Pictures of the church at Wikimedia Commons. 
The site was owned by the monks of the abbey of Farfa. It was full of remains of Roman buildings, including the Baths of Agrippa and the Baths of Nero. In the early 16th century, the Medici family took over. Cardinal Giulio de Medici, later Pope Clement VII, commissioned Jean de Chenevière to build a church for the French community here in 1518. Building was halted when Rome was sacked in 1527, and it was finally completed in 1589 by Domenico Fontana.
The façade is most likely the work of Giacomo della Porta. It's in two storeys crowned by a tympanon, and has three doors and two niches with statues. You can also see a salamander, the heraldic symbol of Francis I.

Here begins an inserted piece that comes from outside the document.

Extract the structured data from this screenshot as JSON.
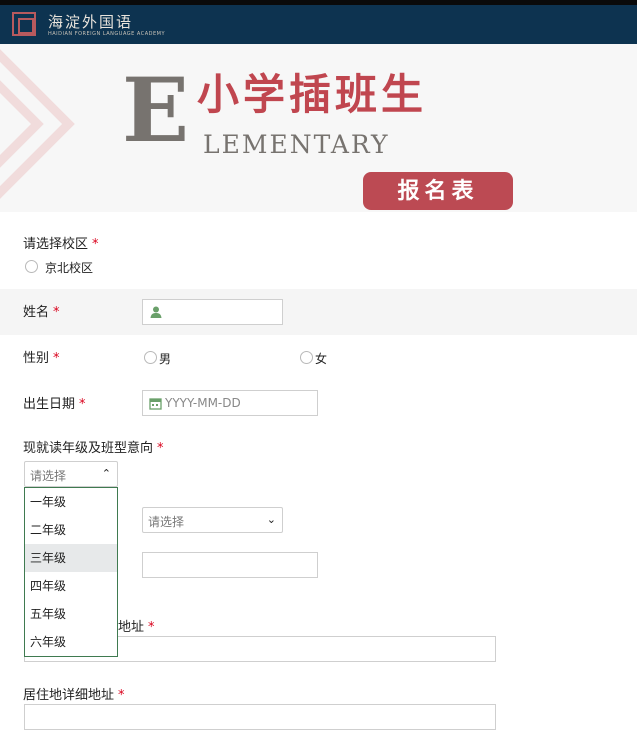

The statues portray French men and women: Charlemagne, St Louis IX (King of France, killed in the 8th crusade in 1270), St Clotilde (5th century Queen of the Franks), St Joan of Valois (daughter of Louis XI, founder of the Order of the Nuns of Annuniziata in 1500).
The church has five chapels on each side of the nave.
The frescoes in the ceiling depicting St Louis were painted in 1756 by Charles Joseph Natoire, famous for his paintings at Versailles.
At the high altar is a painting of the Annunciation by Francesco Bassano.
The fifth chapel on the left was decorated by Caravaggio 1599-1602; the artist was commissioned by Cardinal Mathieu Cointrel. The paintings depict three scenes from the life of St Matthew: the Call of St Matthew, the Martyrdom of St Matthew and Matthew and the Angel. The Madonna at the entrance to the chapel is from the 15th century.
The first chapel on the right-hand side has frescoes of the Life of St Cecilia by Domenichino, painted 1616-1617.
Please note that to protect the Caravaggio paintings in the church, flash photography is strictly forbidden. There are coin-operated lights by the paintings, and as you can see above, it is possible to take pictures without flash.